3 min read
On this page

Encryption & Data Protection

Encryption transforms readable data into an unreadable form that can only be reversed with the correct key. It is the fundamental mechanism for protecting data confidentiality, whether data is moving across a network or sitting in a database.

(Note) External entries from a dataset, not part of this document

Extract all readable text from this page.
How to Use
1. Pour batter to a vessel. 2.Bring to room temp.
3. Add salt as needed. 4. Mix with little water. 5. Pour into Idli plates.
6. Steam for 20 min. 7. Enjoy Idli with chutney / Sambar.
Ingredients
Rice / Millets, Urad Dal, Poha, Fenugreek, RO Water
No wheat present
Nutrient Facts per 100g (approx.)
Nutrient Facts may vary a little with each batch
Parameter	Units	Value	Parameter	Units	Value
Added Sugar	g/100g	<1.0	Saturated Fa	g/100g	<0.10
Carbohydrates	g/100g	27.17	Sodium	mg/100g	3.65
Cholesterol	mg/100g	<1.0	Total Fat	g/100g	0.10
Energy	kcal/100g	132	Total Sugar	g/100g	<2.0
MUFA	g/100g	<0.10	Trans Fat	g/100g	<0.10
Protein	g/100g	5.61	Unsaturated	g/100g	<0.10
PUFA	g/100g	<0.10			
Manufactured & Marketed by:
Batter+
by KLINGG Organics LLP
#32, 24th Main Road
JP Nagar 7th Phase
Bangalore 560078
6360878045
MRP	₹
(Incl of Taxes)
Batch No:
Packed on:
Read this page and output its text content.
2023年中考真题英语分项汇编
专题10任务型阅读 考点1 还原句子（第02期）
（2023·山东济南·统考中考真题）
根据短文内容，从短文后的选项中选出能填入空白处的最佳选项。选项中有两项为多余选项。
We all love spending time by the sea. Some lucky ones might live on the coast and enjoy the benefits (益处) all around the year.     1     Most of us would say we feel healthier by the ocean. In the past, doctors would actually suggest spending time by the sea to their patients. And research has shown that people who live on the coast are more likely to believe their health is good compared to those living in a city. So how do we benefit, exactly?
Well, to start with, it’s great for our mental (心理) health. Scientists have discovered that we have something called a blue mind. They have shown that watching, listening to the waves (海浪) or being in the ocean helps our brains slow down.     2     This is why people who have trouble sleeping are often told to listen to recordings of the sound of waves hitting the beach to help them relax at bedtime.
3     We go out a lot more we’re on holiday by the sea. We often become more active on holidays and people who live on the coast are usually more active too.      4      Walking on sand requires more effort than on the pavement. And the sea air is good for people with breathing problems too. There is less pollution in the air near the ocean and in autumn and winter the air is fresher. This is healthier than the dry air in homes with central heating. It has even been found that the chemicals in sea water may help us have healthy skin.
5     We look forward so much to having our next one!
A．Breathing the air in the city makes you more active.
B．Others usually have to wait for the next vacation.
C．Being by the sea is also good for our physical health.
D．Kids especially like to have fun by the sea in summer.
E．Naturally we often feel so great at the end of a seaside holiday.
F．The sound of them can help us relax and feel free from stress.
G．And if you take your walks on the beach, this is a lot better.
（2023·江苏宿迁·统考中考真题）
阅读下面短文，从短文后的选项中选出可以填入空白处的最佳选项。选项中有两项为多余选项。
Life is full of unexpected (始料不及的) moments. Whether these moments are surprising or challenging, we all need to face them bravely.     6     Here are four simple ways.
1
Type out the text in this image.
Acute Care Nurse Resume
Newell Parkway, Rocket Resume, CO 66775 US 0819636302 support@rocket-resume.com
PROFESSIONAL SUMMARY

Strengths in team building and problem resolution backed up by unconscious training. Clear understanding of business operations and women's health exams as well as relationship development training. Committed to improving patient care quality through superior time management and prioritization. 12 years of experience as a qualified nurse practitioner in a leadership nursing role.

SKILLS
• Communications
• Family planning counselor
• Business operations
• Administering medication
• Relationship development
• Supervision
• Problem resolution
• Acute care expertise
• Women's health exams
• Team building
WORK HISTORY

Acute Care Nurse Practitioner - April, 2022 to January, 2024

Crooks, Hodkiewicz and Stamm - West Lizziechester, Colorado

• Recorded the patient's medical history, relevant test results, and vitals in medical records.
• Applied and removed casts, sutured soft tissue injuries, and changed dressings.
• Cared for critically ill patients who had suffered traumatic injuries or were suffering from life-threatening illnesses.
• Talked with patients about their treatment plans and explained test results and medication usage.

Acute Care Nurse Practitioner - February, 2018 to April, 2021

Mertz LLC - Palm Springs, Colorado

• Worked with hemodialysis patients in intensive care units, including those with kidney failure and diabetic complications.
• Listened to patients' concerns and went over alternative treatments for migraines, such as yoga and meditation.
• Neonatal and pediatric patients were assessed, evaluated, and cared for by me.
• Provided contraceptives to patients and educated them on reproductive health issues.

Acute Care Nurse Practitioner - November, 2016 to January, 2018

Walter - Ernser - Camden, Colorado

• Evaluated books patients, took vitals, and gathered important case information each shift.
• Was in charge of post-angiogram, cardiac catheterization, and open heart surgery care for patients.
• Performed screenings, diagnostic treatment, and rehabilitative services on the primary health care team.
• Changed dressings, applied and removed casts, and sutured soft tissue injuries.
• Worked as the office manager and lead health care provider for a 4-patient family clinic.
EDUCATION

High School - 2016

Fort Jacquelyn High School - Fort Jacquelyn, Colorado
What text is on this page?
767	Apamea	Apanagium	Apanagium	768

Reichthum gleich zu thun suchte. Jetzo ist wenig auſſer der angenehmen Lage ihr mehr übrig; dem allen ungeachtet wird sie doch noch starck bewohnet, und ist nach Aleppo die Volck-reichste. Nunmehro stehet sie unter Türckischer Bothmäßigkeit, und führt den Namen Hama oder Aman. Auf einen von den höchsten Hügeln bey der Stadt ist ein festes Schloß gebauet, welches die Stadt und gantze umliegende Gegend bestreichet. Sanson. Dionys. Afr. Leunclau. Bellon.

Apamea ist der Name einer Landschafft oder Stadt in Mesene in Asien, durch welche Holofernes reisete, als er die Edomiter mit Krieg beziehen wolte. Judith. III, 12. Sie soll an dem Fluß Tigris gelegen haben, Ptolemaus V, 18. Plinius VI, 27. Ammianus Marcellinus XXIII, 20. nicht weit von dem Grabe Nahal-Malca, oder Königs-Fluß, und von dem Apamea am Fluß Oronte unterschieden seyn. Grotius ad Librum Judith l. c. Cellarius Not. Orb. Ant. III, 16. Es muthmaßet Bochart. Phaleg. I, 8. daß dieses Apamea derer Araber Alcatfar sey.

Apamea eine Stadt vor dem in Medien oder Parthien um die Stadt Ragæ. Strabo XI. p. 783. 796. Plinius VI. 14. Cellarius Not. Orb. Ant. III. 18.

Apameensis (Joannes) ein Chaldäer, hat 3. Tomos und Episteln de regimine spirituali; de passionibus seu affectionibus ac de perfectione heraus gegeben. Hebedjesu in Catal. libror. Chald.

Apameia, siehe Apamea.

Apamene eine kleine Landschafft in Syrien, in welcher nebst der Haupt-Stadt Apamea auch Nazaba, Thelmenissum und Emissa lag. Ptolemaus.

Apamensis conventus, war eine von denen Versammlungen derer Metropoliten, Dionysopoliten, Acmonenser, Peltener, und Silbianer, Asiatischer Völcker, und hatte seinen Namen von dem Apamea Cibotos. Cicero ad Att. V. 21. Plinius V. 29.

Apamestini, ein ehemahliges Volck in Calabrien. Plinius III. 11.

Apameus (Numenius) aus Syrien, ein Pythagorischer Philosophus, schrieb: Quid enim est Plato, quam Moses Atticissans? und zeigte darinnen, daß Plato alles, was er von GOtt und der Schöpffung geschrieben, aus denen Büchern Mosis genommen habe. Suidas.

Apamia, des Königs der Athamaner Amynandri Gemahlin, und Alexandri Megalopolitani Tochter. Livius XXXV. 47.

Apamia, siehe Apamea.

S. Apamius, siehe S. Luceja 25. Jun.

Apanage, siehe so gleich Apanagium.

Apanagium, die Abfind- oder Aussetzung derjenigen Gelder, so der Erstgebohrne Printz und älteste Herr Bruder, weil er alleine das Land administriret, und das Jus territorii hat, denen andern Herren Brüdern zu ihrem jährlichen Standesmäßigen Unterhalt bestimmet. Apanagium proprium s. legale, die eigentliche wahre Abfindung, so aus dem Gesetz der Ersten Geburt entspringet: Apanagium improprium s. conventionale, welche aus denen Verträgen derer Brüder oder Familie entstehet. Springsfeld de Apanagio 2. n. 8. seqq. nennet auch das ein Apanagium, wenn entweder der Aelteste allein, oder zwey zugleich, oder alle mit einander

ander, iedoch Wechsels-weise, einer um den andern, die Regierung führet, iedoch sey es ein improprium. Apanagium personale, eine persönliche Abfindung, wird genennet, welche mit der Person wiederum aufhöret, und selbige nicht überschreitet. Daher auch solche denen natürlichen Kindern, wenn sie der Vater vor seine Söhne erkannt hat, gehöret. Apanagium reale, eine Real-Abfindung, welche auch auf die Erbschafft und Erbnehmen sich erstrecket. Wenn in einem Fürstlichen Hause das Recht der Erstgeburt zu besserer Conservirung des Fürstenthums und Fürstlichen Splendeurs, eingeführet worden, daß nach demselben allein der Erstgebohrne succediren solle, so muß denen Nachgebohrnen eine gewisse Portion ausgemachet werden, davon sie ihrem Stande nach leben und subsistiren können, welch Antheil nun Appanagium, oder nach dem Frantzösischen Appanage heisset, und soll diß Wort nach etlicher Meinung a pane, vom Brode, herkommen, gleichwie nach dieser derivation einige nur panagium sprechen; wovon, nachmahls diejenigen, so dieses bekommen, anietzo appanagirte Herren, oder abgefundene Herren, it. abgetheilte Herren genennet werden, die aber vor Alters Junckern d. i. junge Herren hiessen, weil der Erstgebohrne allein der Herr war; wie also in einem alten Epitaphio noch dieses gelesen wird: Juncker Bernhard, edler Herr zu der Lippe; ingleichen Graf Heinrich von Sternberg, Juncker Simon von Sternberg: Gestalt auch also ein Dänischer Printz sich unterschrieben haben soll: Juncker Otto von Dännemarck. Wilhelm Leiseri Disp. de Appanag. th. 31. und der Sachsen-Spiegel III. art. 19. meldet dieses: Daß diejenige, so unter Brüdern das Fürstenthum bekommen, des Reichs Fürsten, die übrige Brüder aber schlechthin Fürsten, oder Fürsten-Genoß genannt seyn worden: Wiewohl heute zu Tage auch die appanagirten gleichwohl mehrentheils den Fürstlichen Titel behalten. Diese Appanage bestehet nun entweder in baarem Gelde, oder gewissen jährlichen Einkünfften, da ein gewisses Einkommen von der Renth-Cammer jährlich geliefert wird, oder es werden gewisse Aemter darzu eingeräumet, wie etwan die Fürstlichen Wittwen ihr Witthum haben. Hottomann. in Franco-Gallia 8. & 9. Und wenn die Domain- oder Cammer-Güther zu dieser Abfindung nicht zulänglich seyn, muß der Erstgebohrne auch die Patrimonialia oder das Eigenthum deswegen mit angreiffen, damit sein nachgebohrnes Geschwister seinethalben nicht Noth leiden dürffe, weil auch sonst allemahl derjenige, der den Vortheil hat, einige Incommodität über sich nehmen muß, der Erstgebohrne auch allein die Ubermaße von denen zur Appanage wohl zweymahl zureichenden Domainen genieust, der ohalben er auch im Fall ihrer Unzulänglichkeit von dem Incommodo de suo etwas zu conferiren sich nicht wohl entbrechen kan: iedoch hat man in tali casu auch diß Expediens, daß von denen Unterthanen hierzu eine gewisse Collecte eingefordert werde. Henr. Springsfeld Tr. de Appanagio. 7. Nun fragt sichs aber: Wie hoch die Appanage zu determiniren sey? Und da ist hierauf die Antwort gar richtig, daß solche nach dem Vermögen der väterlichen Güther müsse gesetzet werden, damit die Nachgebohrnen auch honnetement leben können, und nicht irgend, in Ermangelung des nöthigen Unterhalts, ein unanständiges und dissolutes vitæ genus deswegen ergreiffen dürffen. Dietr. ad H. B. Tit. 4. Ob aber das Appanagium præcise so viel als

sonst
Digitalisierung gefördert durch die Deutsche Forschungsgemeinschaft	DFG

TLS (Transport Layer Security)

TLS encrypts data in transit between clients and servers. Every HTTPS connection uses TLS.

TLS Handshake

TLS 1.3 handshake (simplified):

  Client --> Server: ClientHello
    Supported cipher suites, key share, random value
    
  Server --> Client: ServerHello
    Chosen cipher suite, key share, certificate
    
  Both sides compute shared secret from key shares (ECDHE)
  
  Client --> Server: Finished (encrypted)
  Server --> Client: Finished (encrypted)
  
  All subsequent data is encrypted with the shared secret
  
  TLS 1.3 completes in 1 round trip (1-RTT)
  TLS 1.2 required 2 round trips (2-RTT)

Certificate Verification

Certificate chain verification:
  Server presents: server certificate, signed by intermediate CA
  Client verifies:
    1. Certificate matches the domain (CN or SAN)
    2. Certificate is not expired
    3. Signature chain leads to a trusted root CA
    4. Certificate is not revoked (OCSP or CRL check)
  
  If any check fails: connection terminated, user sees security warning

TLS Best Practices

Configuration guidelines:
  - Use TLS 1.3 (or minimum TLS 1.2)
  - Disable TLS 1.0 and 1.1 (known vulnerabilities)
  - Use strong cipher suites (ECDHE for key exchange, AES-256-GCM)
  - Enable HSTS (force browsers to always use HTTPS)
  - Automate certificate renewal (Let's Encrypt, AWS ACM)
  - Pin certificates only for mobile apps (not web, too fragile)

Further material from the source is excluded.